Recession Prep

Terry Savage, Tribune Content Agency on

It’s time to stop debating the definition of recession and start preparing. We have had economic slowdown warnings from the Federal Reserve and from economists and television financial pundits. And, if that wasn’t enough, last week’s announcement by FedEx that its shipments were slowing and that it expected a global recession certainly burst the optimists’ bubble.

The official definition of recession is two consecutive quarters of negative gross domestic product. Actually, we have already met that technical definition, with declining GDP in the first two quarters of this year.

But it hasn’t “felt” like a recession up until now. Employment has stayed strong, and workers are still in demand. Interest rates have been rising impacting mortgages, but we haven’t seen a rash of home price cuts or desperation on the part of home sellers.

In short, there hasn’t been a lot of headline pain. Now all that may be about to change. The Fed has a larger challenge in front of it than many expected. Inflation persists — requiring them to increase interest rates, slowing the economy even more dramatically.

And there’s one other element at play that could make this recession more difficult to navigate. The entire world seems to be sliding into recession slightly ahead of us — especially China, whose economy has been impacted by their fight against COVID-19. Europe is hiking interest rates to fight inflation, and facing the hardship of a cold winter if Russia turns off the natural gas pipeline.

Our current environment and our most recent experiences have dulled the fear of recession and lulled many into complacency.


The financial and mortgage-driven crisis that started in 2008 has faded from memory, unless you were one of the many who lost their homes. Similarly, the bursting of the dot-com bubble around the turn of the century is memorable only for the impact on investors who valued “eyeballs” over profits.

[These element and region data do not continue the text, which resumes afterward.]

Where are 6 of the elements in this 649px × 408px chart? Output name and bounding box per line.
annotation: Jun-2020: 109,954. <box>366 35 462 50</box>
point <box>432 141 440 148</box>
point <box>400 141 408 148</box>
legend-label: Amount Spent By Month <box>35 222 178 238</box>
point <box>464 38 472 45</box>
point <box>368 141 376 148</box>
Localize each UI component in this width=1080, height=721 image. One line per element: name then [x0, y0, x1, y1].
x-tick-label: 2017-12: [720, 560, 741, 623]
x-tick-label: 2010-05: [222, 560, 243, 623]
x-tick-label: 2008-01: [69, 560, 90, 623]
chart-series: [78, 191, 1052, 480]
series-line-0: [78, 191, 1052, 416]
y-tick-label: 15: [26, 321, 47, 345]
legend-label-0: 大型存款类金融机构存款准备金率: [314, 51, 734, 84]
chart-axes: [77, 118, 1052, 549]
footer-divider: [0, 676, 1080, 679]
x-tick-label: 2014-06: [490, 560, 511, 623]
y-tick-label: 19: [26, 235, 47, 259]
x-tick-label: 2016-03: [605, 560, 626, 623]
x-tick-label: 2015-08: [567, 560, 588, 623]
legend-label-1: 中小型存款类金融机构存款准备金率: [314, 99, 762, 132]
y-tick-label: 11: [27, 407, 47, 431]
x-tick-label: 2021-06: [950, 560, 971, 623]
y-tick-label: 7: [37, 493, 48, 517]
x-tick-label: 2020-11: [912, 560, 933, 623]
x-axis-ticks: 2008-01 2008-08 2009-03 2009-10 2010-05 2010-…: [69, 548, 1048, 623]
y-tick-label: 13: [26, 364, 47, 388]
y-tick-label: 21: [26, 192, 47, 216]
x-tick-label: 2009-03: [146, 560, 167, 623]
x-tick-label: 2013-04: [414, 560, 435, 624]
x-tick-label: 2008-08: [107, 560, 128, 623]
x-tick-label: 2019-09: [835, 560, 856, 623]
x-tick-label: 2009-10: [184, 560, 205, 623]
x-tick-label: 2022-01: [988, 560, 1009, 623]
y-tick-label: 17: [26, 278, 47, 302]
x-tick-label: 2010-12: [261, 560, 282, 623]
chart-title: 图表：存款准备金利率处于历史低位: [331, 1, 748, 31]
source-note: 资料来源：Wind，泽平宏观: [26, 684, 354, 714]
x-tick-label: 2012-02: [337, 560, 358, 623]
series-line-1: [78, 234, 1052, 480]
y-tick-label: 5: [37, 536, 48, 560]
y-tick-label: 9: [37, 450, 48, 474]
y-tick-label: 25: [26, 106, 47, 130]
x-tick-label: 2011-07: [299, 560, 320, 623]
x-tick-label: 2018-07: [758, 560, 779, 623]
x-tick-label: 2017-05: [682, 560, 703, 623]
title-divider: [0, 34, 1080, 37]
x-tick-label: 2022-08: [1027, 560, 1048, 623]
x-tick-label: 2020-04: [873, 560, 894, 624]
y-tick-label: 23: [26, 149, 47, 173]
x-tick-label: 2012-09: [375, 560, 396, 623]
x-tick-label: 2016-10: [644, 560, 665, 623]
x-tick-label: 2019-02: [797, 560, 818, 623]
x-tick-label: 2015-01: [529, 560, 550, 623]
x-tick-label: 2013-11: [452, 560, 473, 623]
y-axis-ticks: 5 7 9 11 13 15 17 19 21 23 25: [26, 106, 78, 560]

Those slowdowns were dwarfed by the pain of the double 1980-82 recession that was caused by the Fed trying to wring inflation out of the economy by raising interest rates. The entire economy went into a tailspin that cost millions of jobs across a broad swath of the country. Since that occurred 40 years ago, the memory of recession pain has diminished with time.

Our most recent experience with potential recession occurred at the start of the pandemic in 2020 when the economy shut down abruptly. But that pain was alleviated by the immediate doubling of unemployment benefits and distribution of stimulus checks and PPP loans.

The government bought its way out of that recession. Now it doesn’t have that leeway — as the Fed won’t be willing to create new money to keep interest rates low and the economy growing.